TinyLoRA can train Qwen2.5-7B-Instruct to 91% accuracy on GSM8K using only 13 parameters (26 bytes in bf16).
Reinforcement learning with verifiable rewards is far more parameter-efficient than supervised fine-tuning in the low-parameter regime, requiring 100-1000x fewer parameters to reach equivalent performance.
TinyLoRA recovers 90% of performance improvements while training 1000x fewer parameters across AIME, AMC, and MATH500 benchmarks.

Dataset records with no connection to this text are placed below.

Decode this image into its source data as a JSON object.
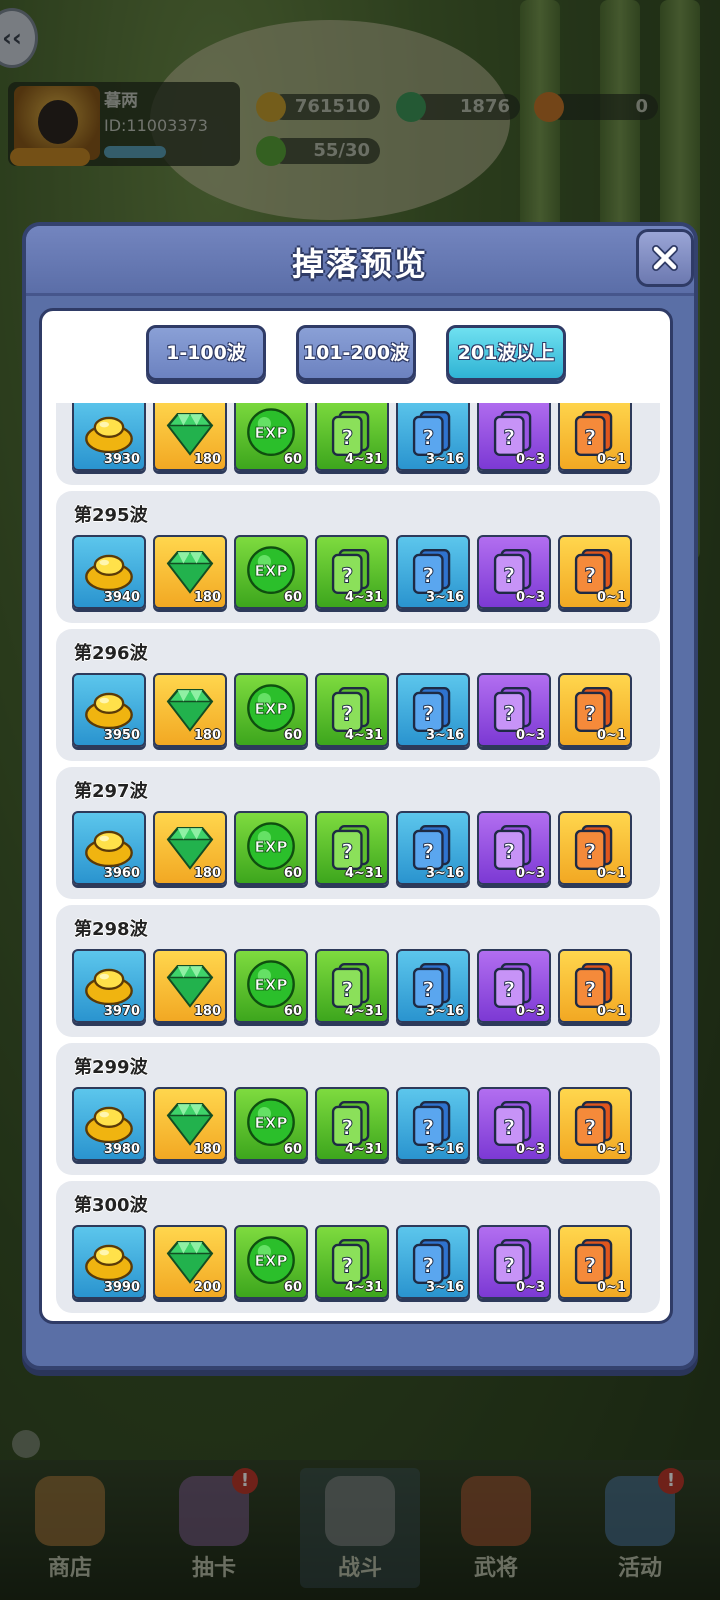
{
  "player": {
    "name": "暮两",
    "id": "ID:11003373"
  },
  "resources": {
    "gold": "761510",
    "gems": "1876",
    "other": "0",
    "stamina": "55/30"
  },
  "bottom_nav": [
    {
      "label": "商店"
    },
    {
      "label": "抽卡"
    },
    {
      "label": "战斗"
    },
    {
      "label": "武将"
    },
    {
      "label": "活动"
    }
  ],
  "modal": {
    "title": "掉落预览",
    "tabs": [
      {
        "label": "1-100波",
        "active": false
      },
      {
        "label": "101-200波",
        "active": false
      },
      {
        "label": "201波以上",
        "active": true
      }
    ]
  },
  "waves": [
    {
      "title": "",
      "items": [
        "3930",
        "180",
        "60",
        "4~31",
        "3~16",
        "0~3",
        "0~1"
      ]
    },
    {
      "title": "第295波",
      "items": [
        "3940",
        "180",
        "60",
        "4~31",
        "3~16",
        "0~3",
        "0~1"
      ]
    },
    {
      "title": "第296波",
      "items": [
        "3950",
        "180",
        "60",
        "4~31",
        "3~16",
        "0~3",
        "0~1"
      ]
    },
    {
      "title": "第297波",
      "items": [
        "3960",
        "180",
        "60",
        "4~31",
        "3~16",
        "0~3",
        "0~1"
      ]
    },
    {
      "title": "第298波",
      "items": [
        "3970",
        "180",
        "60",
        "4~31",
        "3~16",
        "0~3",
        "0~1"
      ]
    },
    {
      "title": "第299波",
      "items": [
        "3980",
        "180",
        "60",
        "4~31",
        "3~16",
        "0~3",
        "0~1"
      ]
    },
    {
      "title": "第300波",
      "items": [
        "3990",
        "200",
        "60",
        "4~31",
        "3~16",
        "0~3",
        "0~1"
      ]
    }
  ],
  "item_icons": [
    "gold-ingot-icon",
    "green-gem-icon",
    "exp-orb-icon",
    "green-mystery-card-icon",
    "blue-mystery-card-icon",
    "purple-mystery-card-icon",
    "orange-mystery-card-icon"
  ],
  "exp_text": "EXP",
  "colors": {
    "modal_bg": "#5a6fa6",
    "active_tab": "#2fb3d4",
    "tab": "#6c82c0"
  }
}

Larger models require fewer absolute parameters to reach a given fraction of full fine-tuning performance, suggesting trillion-scale models may be tunable with only a handful of parameters.
RL makes fundamentally more information-dense updates than SFT because reward signals cleanly separate task-relevant from irrelevant features, enabling effective learning with minimal model capacity.